Société

Des Afghans pour toujours réfugiés à Rome

Article publié le 29 septembre 2009
Article publié le 29 septembre 2009
« Je ne peux pas rester, je ne peux pas partir. » Echoués en Italie, via la Grèce, les réfugiés afghans errent dans les rues de Rome. Ils se cachent dans l’attente du droit d’asile. Reportage dans un camp de fortune.

«En Grèce, j’ai finalement eu le sentiment d’être emprisonné »

Le long de la via Ostiense, ils essaient par tous les moyens de passer inaperçus. Pour les réfugiés afghans échoués dans la capitale italienne, Rome est une ville difficile à quitter. Impossible d’y vivre, impossible d’en partir. « Je suis ici dans l’attente que ma demande d'asile soit acceptée », dit Samadeli. Tous répètent la même chose, indistinctement. La journée, on les voit assis à la sortie du métro, arrêt Piramide, ligne B direction Laurentina, en groupes de quatre, entre les bouteilles de bière Peroni vides et les mouchoirs usagés. Ils parlent en pachtou (la langue des Patchounes d’Afghanistan) et se méfient des personnes étrangères autour d’eux. Certains sont très jeunes, d'autres vieux : tous ont déposé une demande d'asile. « Je voudrais m’en aller ailleurs mais je suis bloqué. J’ai été obligé de demander l'asile en Grèce, mais je suis parti parce que j’allais mal. Je ne travaillais pas. Ici je travaille à droite et à gauche, j’aide un ami. Je ne peux pas rester, et je ne peux pas partir. Je ne veux pas reprendre la route d'Athènes. Et je ne pourrais jamais, là maintenant, retourner à Kaboul, ma ville natale. »

Quitter le Péloponnèse

 (Photos officielles du film:Guy Ferrandis)Chaque histoire est quasi identique, le témoignage de l’un est le porte-voix de tous : la traversée de l’Iran, de la Turquie, puis de la mer, puis de la Grèce pour arriver finalement en Italie, où ils restent en transit, en attente, de longs mois. Le règlement Dublin II impose que la demande d’asile soit déposée dans le premier pays membre où les étrangers arrivent. Le premier est bien souvent la Grèce alors que le pays n’est qu’une terre de passage. « Je ne savais même pas si j’allais pouvoir rester en Italie où je devais rejoindre mon frère, raconte un jeune de 20 ans, et je ne pensais même pas y demander l’asile. En Grèce, ils ont pourtant pris mes empreintes, et même si je voulais être heureux et protégé en Europe – c’est pour cela que j’ai quitté la guérilla en Afghanistan – j’ai finalement eu le sentiment d’être emprisonné. Je me suis enfui d’Athènes tout comme je m’étais enfui de Ghazni auparavant. Et rien n’a changé. Où que je sois, je suis un réfugié et non un homme. »
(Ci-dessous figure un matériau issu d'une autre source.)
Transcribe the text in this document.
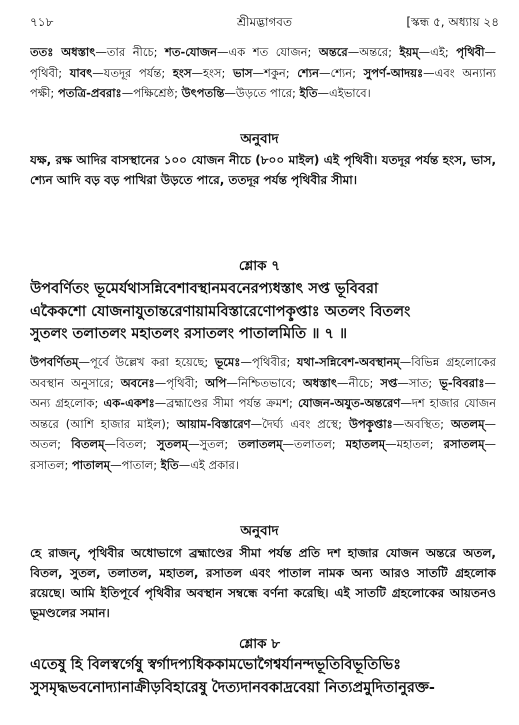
৭১৮	শ্রীমদ্ভাগবত	[স্কন্ধ ৫, অধ্যায় ২৪
ততঃ অধস্তাৎ—তার নীচে; শত-যোজন—এক শত যোজন; অন্তরে—অন্তরে; ইয়ম্—এই; পৃথিবী—পৃথিবী; যাবৎ—যতদূর পর্যন্ত; হংস—হংস; ভাস—শকুন; শ্যেন—শ্যেন; সুপর্ণ-আদয়ঃ—এবং অন্যান্য পক্ষী; পতত্রি-প্রবরাঃ—পক্ষিশ্রেষ্ঠ; উৎপতন্তি—উড়তে পারে; ইতি—এইভাবে।
অনুবাদ
যক্ষ, রক্ষ আদির বাসস্থানের ১০০ যোজন নীচে (৮০০ মাইল) এই পৃথিবী। যতদূর পর্যন্ত হংস, ভাস, শ্যেন আদি বড় বড় পাখিরা উড়তে পারে, ততদূর পর্যন্ত পৃথিবীর সীমা।
শ্লোক ৭
উপবর্ণিতং ভূমের্যথাসন্নিবেশাবস্থানমবনেরপ্যধস্তাৎ সপ্ত ভূবিবরা
একৈকশো যোজনাযুতান্তরেণায়ামবিস্তারেণোপকৢপ্তাঃ অতলং বিতলং
সুতলং তলাতলং মহাতলং রসাতলং পাতালমিতি ॥ ৭ ॥
উপবর্ণিতম্—পূর্বে উল্লেখ করা হয়েছে; ভূমেঃ—পৃথিবীর; যথা-সন্নিবেশ-অবস্থানম্—বিভিন্ন গ্রহলোকের অবস্থান অনুসারে; অবনেঃ—পৃথিবী; অপি—নিশ্চিতভাবে; অধস্তাৎ—নীচে; সপ্ত—সাত; ভূ-বিবরাঃ—অন্য গ্রহলোক; এক-একশঃ—ব্রহ্মাণ্ডের সীমা পর্যন্ত ক্রমশ; যোজন-অযুত-অন্তরেণ—দশ হাজার যোজন অন্তরে (আশি হাজার মাইল); আয়াম-বিস্তারেণ—দৈর্ঘ্য এবং প্রস্থে; উপকৢপ্তাঃ—অবস্থিত; অতলম্—অতল; বিতলম্—বিতল; সুতলম্—সুতল; তলাতলম্—তলাতল; মহাতলম্—মহাতল; রসাতলম্—রসাতল; পাতালম্—পাতাল; ইতি—এই প্রকার।
অনুবাদ
হে রাজন্, পৃথিবীর অধোভাগে ব্রহ্মাণ্ডের সীমা পর্যন্ত প্রতি দশ হাজার যোজন অন্তরে অতল, বিতল, সুতল, তলাতল, মহাতল, রসাতল এবং পাতাল নামক অন্য আরও সাতটি গ্রহলোক রয়েছে। আমি ইতিপূর্বে পৃথিবীর অবস্থান সম্বন্ধে বর্ণনা করেছি। এই সাতটি গ্রহলোকের আয়তনও ভূমণ্ডলের সমান।
শ্লোক ৮
এতেষু হি বিলস্বর্গেষু স্বর্গাদপ্যধিককামভোগৈশ্বর্যানন্দভূতিবিভূতিভিঃ
সুসমৃদ্ধভবনোদ্যানাক্রীড়বিহারেষু দৈত্যদানবকাদ্রবেয়া নিত্যপ্রমুদিতানুরক্ত-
Dans un campement qui sert de dortoir, un peu plus loin de la gare, les tentes sont montées de manière irrégulière, les unes contre les autres, séparées par des vêtements qui sèchent. Cela rappelle à Samadali la chaîne de montagnes du Safed Koh. « Sentez l’odeur de ce morceau de peau, je l’ai apporté de mon pays ! » Ghazni (une ville située à 200 kilomètres à l’Ouest de Kaboul) est réputée pour la fabrication de peau brodée. C’est dans cette chaîne de montagnes que se cachent les talibans. Certains pensent d’ailleurs que Ben Laden s’y terre toujours. Les réfugiés de Safed Koh se dissimulent, eux, sous une vieille remorque de train. Entre les roues. Et cela se passe ici, à Rome, Italie, Europe. « Jusqu’à hier, il y avait un garçon qui dormait à côté de ma tente. Il est resté trois semaines et puis il est parti. Ils l’ont emmené dans un centre car il n’avait que quinze ans. »

Deux ans pour l’asile

(lessio/flickr)

« Je voudrais l’écrire, moi, mon histoire. Publier mon livre »
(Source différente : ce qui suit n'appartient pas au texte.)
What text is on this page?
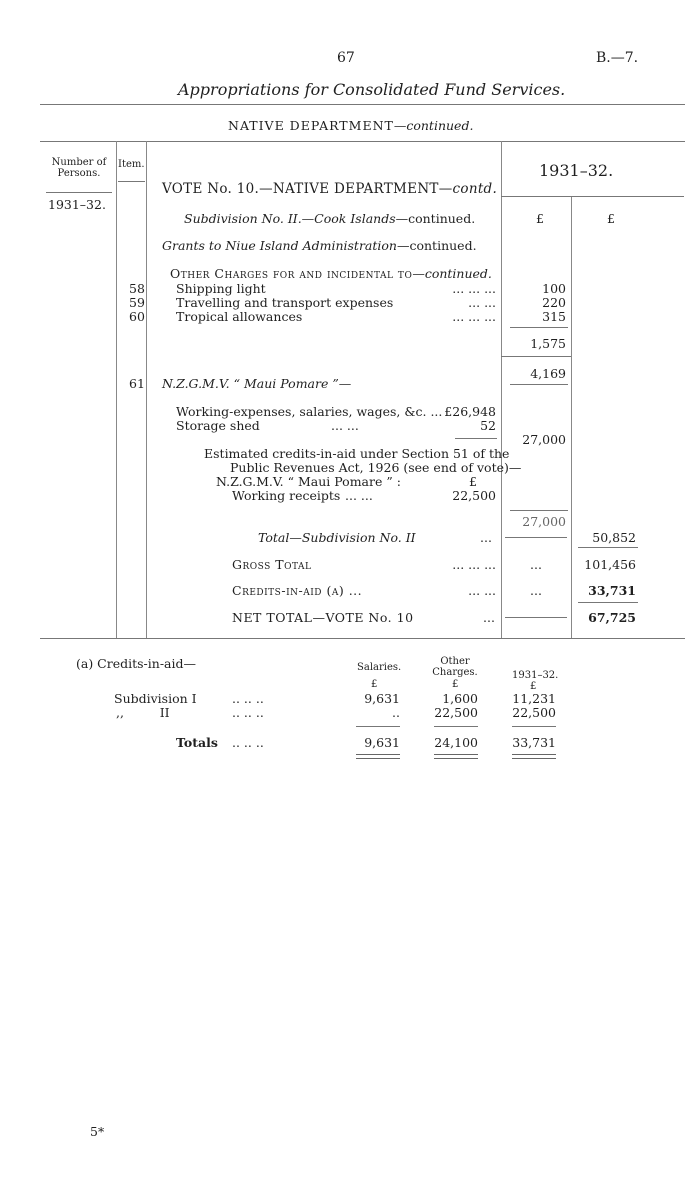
67	B.—7.
Appropriations for Consolidated Fund Services.
NATIVE DEPARTMENT—continued.
Number of Persons.
Item.	1931–32.
1931–32.
VOTE No. 10.—NATIVE DEPARTMENT—contd.
Subdivision No. II.—Cook Islands—continued.	£	£
Grants to Niue Island Administration—continued.
Other Charges for and incidental to—continued.
58 Shipping light	... ... ...	100
59 Travelling and transport expenses	... ...	220
60 Tropical allowances	... ... ...	315
1,575
4,169
61 N.Z.G.M.V. “ Maui Pomare ”—
Working-expenses, salaries, wages, &c. ... £26,948
Storage shed	... ...	52
27,000
Estimated credits-in-aid under Section 51 of the
Public Revenues Act, 1926 (see end of vote)—
N.Z.G.M.V. “ Maui Pomare ” :	£
Working receipts ... ...	22,500
27,000
Total—Subdivision No. II	...	50,852
Gross Total	... ... ...	...	101,456
Credits-in-aid (a) ...	... ...	...	33,731
NET TOTAL—VOTE No. 10	...	67,725
(a) Credits-in-aid—	Salaries.
Other Charges.	1931–32.
£	£	£
Subdivision I	.. .. ..	9,631	1,600	11,231
,,         II	.. .. ..	..	22,500	22,500
Totals .. .. ..	9,631	24,100	33,731
5*
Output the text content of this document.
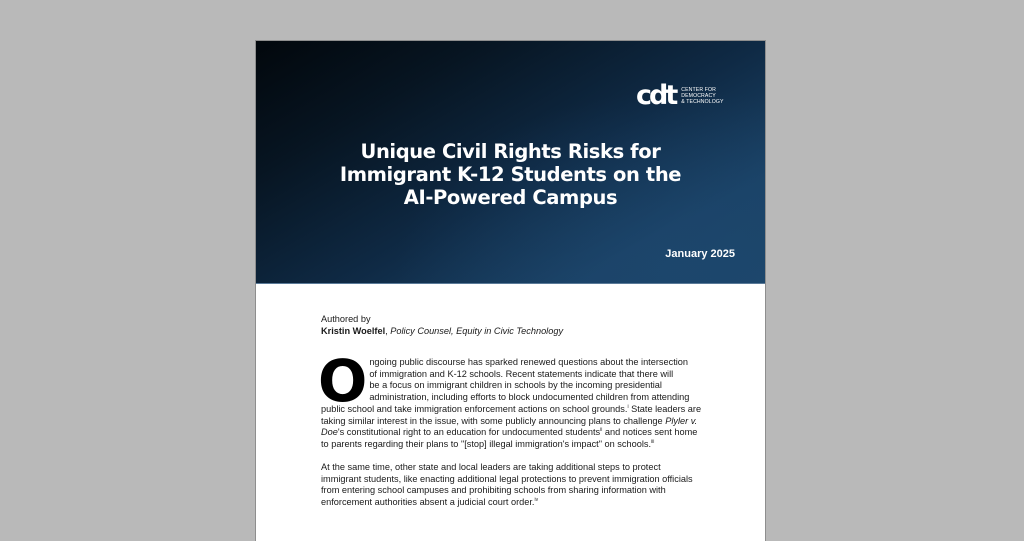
cdt CENTER FOR
DEMOCRACY
& TECHNOLOGY
Unique Civil Rights Risks for
Immigrant K-12 Students on the
AI-Powered Campus
January 2025

Authored by

Kristin Woelfel, Policy Counsel, Equity in Civic Technology

O ngoing public discourse has sparked renewed questions about the intersection
of immigration and K-12 schools. Recent statements indicate that there will
be a focus on immigrant children in schools by the incoming presidential
administration, including efforts to block undocumented children from attending
public school and take immigration enforcement actions on school grounds.$^i$ State leaders are
taking similar interest in the issue, with some publicly announcing plans to challenge Plyler v.
Doe's constitutional right to an education for undocumented students$^{ii}$ and notices sent home
to parents regarding their plans to "[stop] illegal immigration's impact" on schools.$^{iii}$
At the same time, other state and local leaders are taking additional steps to protect
immigrant students, like enacting additional legal protections to prevent immigration officials
from entering school campuses and prohibiting schools from sharing information with
enforcement authorities absent a judicial court order.$^{iv}$
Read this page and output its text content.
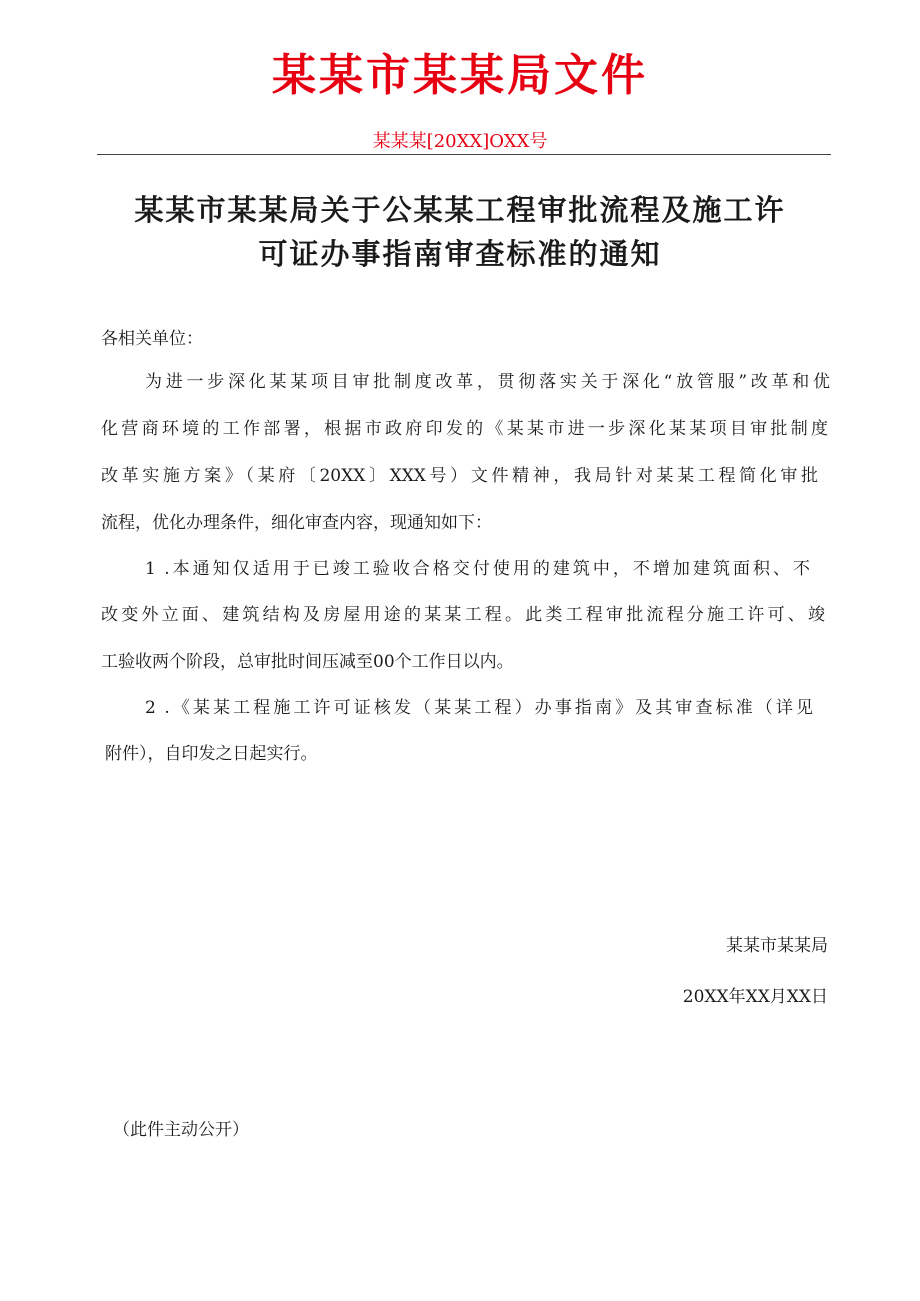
某某市某某局文件
某某某[20XX]OXX号
某某市某某局关于公某某工程审批流程及施工许
可证办事指南审查标准的通知

各相关单位：

为进一步深化某某项目审批制度改革，贯彻落实关于深化“放管服”改革和优

化营商环境的工作部署，根据市政府印发的《某某市进一步深化某某项目审批制度

改革实施方案》（某府〔20XX〕XXX号）文件精神，我局针对某某工程简化审批

流程，优化办理条件，细化审查内容，现通知如下：

1 .本通知仅适用于已竣工验收合格交付使用的建筑中，不增加建筑面积、不

改变外立面、建筑结构及房屋用途的某某工程。此类工程审批流程分施工许可、竣

工验收两个阶段，总审批时间压减至00个工作日以内。

2 .《某某工程施工许可证核发（某某工程）办事指南》及其审查标准（详见

附件），自印发之日起实行。

某某市某某局

20XX年XX月XX日

（此件主动公开）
Les réfugiés arrivent et ne peuvent pas rester. Par conséquent, ce va-et-vient dans les campements ne permet pas l’émergence d’une communauté, solidaire. Alem revient de temps en temps rendre visite. « Je ne viens pas pour voir quelqu'un en particulier, explique-t-il. Ceux qui restent sont peu nombreux. Ce sont en général des adultes. Je viens surtout vérifier qu’ils sont encore protégés et qu’ils parviennent à survivre. » Lui est arrivé à l’âge de quinze ans en Italie à la suite du décès de ses parents. Après le Péloponnèse, il a passé deux nuits à Ostiense : « Ils m'ont ensuite envoyé dans une maison familiale. L'asile politique m'a été accordé et l'attente (de deux ans) a été terrible. J’avais peur », confie-t-il. Alem étudie aujourd’hui dans un service de comptabilité de Rome et son histoire – si exemplaire – a même figurée parmi les cinq témoignages du livre La città dei ragazzi de l’écrivain Eraldo Affinati. « Je voudrais l’écrire, moi, mon histoire. Publier mon livre », ajoute l’Afghan dans un sourire. Samadali sort un article froissé de sa poche. Il l’a découpé il y a plus d’un an dans un quotidien national : « Tu as vu ? Lis. Cet homme, je le connais, il vient du même pays que moi. Il est arrivé en Italie en partant de Grèce en s'agrippant à un camion. Un gros bras ! »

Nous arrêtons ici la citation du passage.